Rupanya, lelaki berkulit agak gelap. Mirip aktor drama
India itu duduk tepat di belakang kursiku. Selama perjalanan ia mengetik
sesuatu di laptop hitam.
Penumpang pun bergerumul menuju terminal. Ada yang
sedikit berlari, menarik-narik anaknya. Lain lagi yang berjalan santai menuju
pengambilan bagasi. Menunggu lama baru tas berjalan diatas mesin penggerak. Setiap
orang mengambil tasnya masing-masing.
50 meter keluar bandara.

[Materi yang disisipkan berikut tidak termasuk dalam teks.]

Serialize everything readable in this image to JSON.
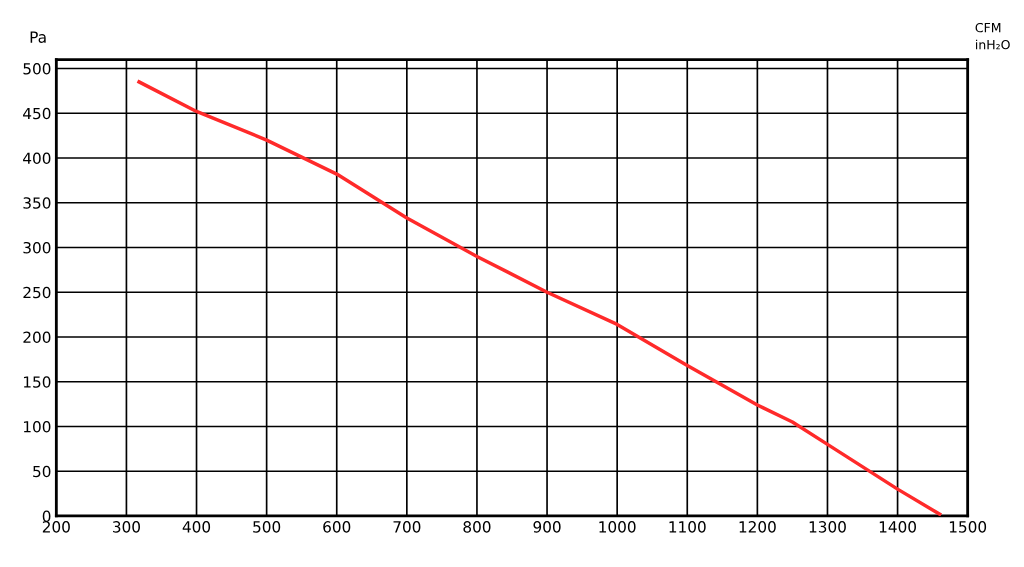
{
  "chart_data": {
    "type": "line",
    "ylabel": "Pa",
    "annotations": [
      "CFM",
      "inH₂O"
    ],
    "x": [
      318,
      400,
      500,
      600,
      700,
      800,
      900,
      1000,
      1100,
      1200,
      1250,
      1300,
      1400,
      1460
    ],
    "series": [
      {
        "color": "#ff2a2a",
        "values": [
          485,
          452,
          420,
          382,
          333,
          290,
          250,
          214,
          168,
          124,
          105,
          80,
          30,
          2
        ]
      }
    ],
    "xlim": [
      200,
      1500
    ],
    "xticks": [
      200,
      300,
      400,
      500,
      600,
      700,
      800,
      900,
      1000,
      1100,
      1200,
      1300,
      1400,
      1500
    ],
    "ylim": [
      0,
      510
    ],
    "yticks": [
      0,
      50,
      100,
      150,
      200,
      250,
      300,
      350,
      400,
      450,
      500
    ],
    "grid": true,
    "marker": "none",
    "line_style": "solid"
  }
}
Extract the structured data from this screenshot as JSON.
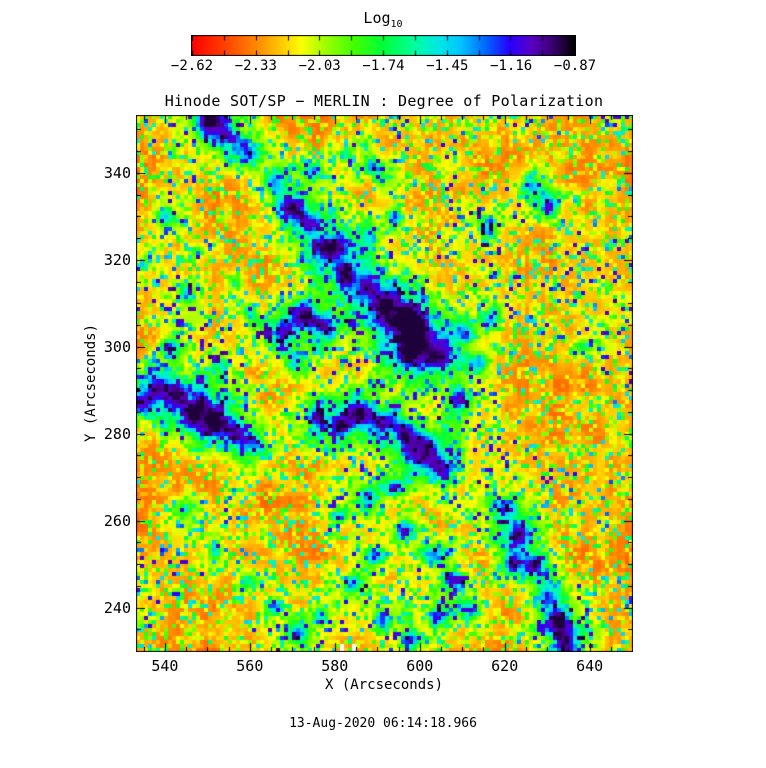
{
  "header": {
    "scale_label": "Log",
    "scale_label_sub": "10"
  },
  "chart_data": {
    "type": "heatmap",
    "title": "Hinode SOT/SP − MERLIN : Degree of Polarization",
    "xlabel": "X (Arcseconds)",
    "ylabel": "Y (Arcseconds)",
    "x_range": [
      533.2,
      650.2
    ],
    "y_range": [
      229.8,
      353.3
    ],
    "x_major_ticks": [
      540,
      560,
      580,
      600,
      620,
      640
    ],
    "y_major_ticks": [
      240,
      260,
      280,
      300,
      320,
      340
    ],
    "minor_tick_step": 5,
    "grid": false,
    "legend_position": "top",
    "value_scale": "Log10",
    "value_range": [
      -2.62,
      -0.87
    ],
    "colorbar": {
      "tick_labels": [
        "−2.62",
        "−2.33",
        "−2.03",
        "−1.74",
        "−1.45",
        "−1.16",
        "−0.87"
      ],
      "tick_values": [
        -2.62,
        -2.33,
        -2.03,
        -1.74,
        -1.45,
        -1.16,
        -0.87
      ],
      "stops": [
        [
          0.0,
          "#ff0000"
        ],
        [
          0.09,
          "#ff4600"
        ],
        [
          0.17,
          "#ff8c00"
        ],
        [
          0.24,
          "#ffd200"
        ],
        [
          0.285,
          "#fdff00"
        ],
        [
          0.34,
          "#aaff00"
        ],
        [
          0.42,
          "#46ff00"
        ],
        [
          0.5,
          "#00ff38"
        ],
        [
          0.58,
          "#00ff9e"
        ],
        [
          0.645,
          "#00e8e8"
        ],
        [
          0.7,
          "#00c8ff"
        ],
        [
          0.77,
          "#0064ff"
        ],
        [
          0.83,
          "#2800ff"
        ],
        [
          0.885,
          "#5a00c8"
        ],
        [
          0.94,
          "#3c0075"
        ],
        [
          1.0,
          "#000000"
        ]
      ]
    },
    "heatmap_render": {
      "seed": 1347,
      "cells_x": 124,
      "cells_y": 134,
      "base_level": 0.115,
      "speckle_gain": 0.6,
      "features": [
        [
          551.0,
          351.5,
          3.5,
          0.8
        ],
        [
          555.0,
          348.0,
          2.5,
          0.45
        ],
        [
          560.0,
          344.5,
          2.6,
          0.5
        ],
        [
          566.0,
          338.0,
          2.8,
          0.5
        ],
        [
          570.5,
          331.5,
          3.2,
          0.65
        ],
        [
          574.0,
          327.5,
          2.8,
          0.55
        ],
        [
          579.0,
          322.5,
          3.6,
          0.7
        ],
        [
          583.5,
          316.5,
          3.4,
          0.6
        ],
        [
          588.0,
          312.5,
          3.0,
          0.55
        ],
        [
          592.0,
          309.5,
          3.0,
          0.6
        ],
        [
          597.0,
          306.0,
          4.0,
          0.7
        ],
        [
          600.0,
          302.0,
          4.0,
          0.8
        ],
        [
          597.5,
          299.0,
          3.0,
          0.7
        ],
        [
          603.5,
          297.5,
          3.0,
          0.55
        ],
        [
          534.0,
          287.0,
          2.6,
          0.5
        ],
        [
          538.0,
          290.5,
          2.8,
          0.5
        ],
        [
          543.0,
          288.5,
          3.0,
          0.6
        ],
        [
          548.0,
          285.0,
          4.0,
          0.85
        ],
        [
          552.0,
          282.5,
          3.0,
          0.6
        ],
        [
          556.5,
          280.5,
          3.0,
          0.55
        ],
        [
          561.0,
          277.5,
          2.8,
          0.5
        ],
        [
          568.0,
          303.0,
          2.8,
          0.5
        ],
        [
          573.0,
          307.5,
          3.0,
          0.6
        ],
        [
          577.5,
          304.5,
          2.6,
          0.5
        ],
        [
          571.0,
          297.0,
          2.4,
          0.4
        ],
        [
          576.0,
          284.0,
          2.8,
          0.5
        ],
        [
          581.0,
          281.5,
          3.0,
          0.55
        ],
        [
          586.0,
          284.5,
          3.0,
          0.6
        ],
        [
          591.0,
          283.0,
          2.8,
          0.6
        ],
        [
          600.5,
          276.0,
          3.6,
          0.8
        ],
        [
          605.0,
          272.5,
          2.8,
          0.6
        ],
        [
          596.0,
          280.0,
          2.6,
          0.5
        ],
        [
          609.0,
          288.0,
          2.6,
          0.45
        ],
        [
          613.0,
          296.0,
          2.6,
          0.45
        ],
        [
          610.0,
          303.0,
          2.4,
          0.4
        ],
        [
          617.0,
          306.0,
          2.4,
          0.45
        ],
        [
          620.0,
          262.0,
          3.0,
          0.55
        ],
        [
          623.0,
          256.5,
          2.8,
          0.6
        ],
        [
          622.0,
          250.0,
          2.5,
          0.5
        ],
        [
          626.5,
          249.5,
          2.8,
          0.6
        ],
        [
          630.0,
          243.0,
          2.8,
          0.55
        ],
        [
          632.5,
          237.0,
          2.8,
          0.6
        ],
        [
          634.5,
          231.5,
          3.0,
          0.7
        ],
        [
          626.0,
          337.0,
          2.6,
          0.5
        ],
        [
          630.5,
          332.0,
          2.4,
          0.45
        ],
        [
          616.0,
          327.0,
          2.2,
          0.35
        ],
        [
          639.0,
          300.0,
          2.2,
          0.35
        ],
        [
          590.0,
          341.0,
          2.4,
          0.4
        ],
        [
          583.0,
          344.0,
          2.2,
          0.35
        ],
        [
          575.0,
          340.0,
          2.2,
          0.35
        ],
        [
          594.0,
          330.0,
          2.4,
          0.4
        ],
        [
          588.0,
          326.0,
          2.2,
          0.35
        ],
        [
          545.0,
          262.0,
          2.2,
          0.35
        ],
        [
          552.0,
          253.0,
          2.2,
          0.3
        ],
        [
          560.0,
          246.0,
          2.4,
          0.35
        ],
        [
          566.0,
          240.0,
          2.2,
          0.35
        ],
        [
          571.0,
          234.0,
          2.4,
          0.4
        ],
        [
          577.0,
          238.0,
          2.2,
          0.35
        ],
        [
          584.0,
          245.0,
          2.4,
          0.4
        ],
        [
          590.0,
          252.0,
          2.4,
          0.4
        ],
        [
          596.0,
          258.0,
          2.6,
          0.45
        ],
        [
          603.0,
          252.0,
          2.4,
          0.45
        ],
        [
          608.0,
          246.0,
          2.6,
          0.5
        ],
        [
          612.0,
          240.0,
          2.4,
          0.45
        ],
        [
          604.0,
          238.0,
          2.2,
          0.4
        ],
        [
          598.0,
          233.0,
          2.4,
          0.45
        ],
        [
          591.0,
          237.0,
          2.2,
          0.35
        ],
        [
          588.0,
          265.0,
          2.6,
          0.45
        ],
        [
          594.0,
          268.0,
          2.4,
          0.4
        ],
        [
          581.0,
          261.0,
          2.2,
          0.35
        ],
        [
          540.0,
          330.0,
          2.2,
          0.35
        ],
        [
          536.0,
          320.0,
          2.2,
          0.3
        ],
        [
          545.0,
          312.0,
          2.2,
          0.35
        ],
        [
          541.0,
          300.0,
          2.2,
          0.35
        ],
        [
          548.0,
          322.0,
          2.0,
          0.3
        ],
        [
          556.0,
          315.0,
          2.0,
          0.3
        ],
        [
          560.0,
          308.0,
          2.0,
          0.3
        ],
        [
          553.0,
          296.0,
          2.0,
          0.3
        ]
      ],
      "bad_pixels": [
        [
          582.2,
          230.3
        ],
        [
          584.2,
          230.3
        ]
      ]
    }
  },
  "footer": {
    "timestamp": "13-Aug-2020 06:14:18.966"
  }
}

Saya menaiki Damri jurusan
Rawamangun. Melewati Tol Cengkareng.
Usai itu saya tidak ingat. Sebab sudah
terlelap tidur. Dua jam perjalanan bus masih melaju.
Seorang laki-laki memakai tas hitam jalan ke arah
kemudi. “UNJ pak.”
Saya terbangun. Tepat di arah wajah, halte UNJ. Bus
beringsut. Saya kalap. Bergegas ke depan meminta berhenti. Kampus UNJ sebagai
tempat tujuan telah lewat 400 meter. Dengan menarik koper, saya berjalan
sendiri. Baik gojek, angkutan umum lainnya silih berganti menawari. Tenang saja.
Tujuan sudah di depan mata.
Saya kemudian menghubungi teman LPM Didaktika UNJ untuk
menjemput. Lima menit kemudian saya dijemput berjalan kaki. Sekretariatnya hanya
10 meter dari jalan. Usai berkenalan dan mengobrol sampai petang. Buruknya,
sinyal paket internet tree tidak ada. Beterai pun habis. Baru sempat mengabari
tengah malam ke kawan-kawan di Bahana dan orang tua.
Perjalanan pertama kali dari Pekanbaru menuju Jakarta
selesai pakai pesawat. Sama seperti tiap libur semester pulang kampung ke
Siantar, Sumatera Utara menggunakan bus. Memakan waktu 14 jam. Berangkat sore
sampai pagi. Terguncang menabrak lobang. Mendaki bukit. Menuruninya. Seperti halnya
pesawat dari take off sampai landing.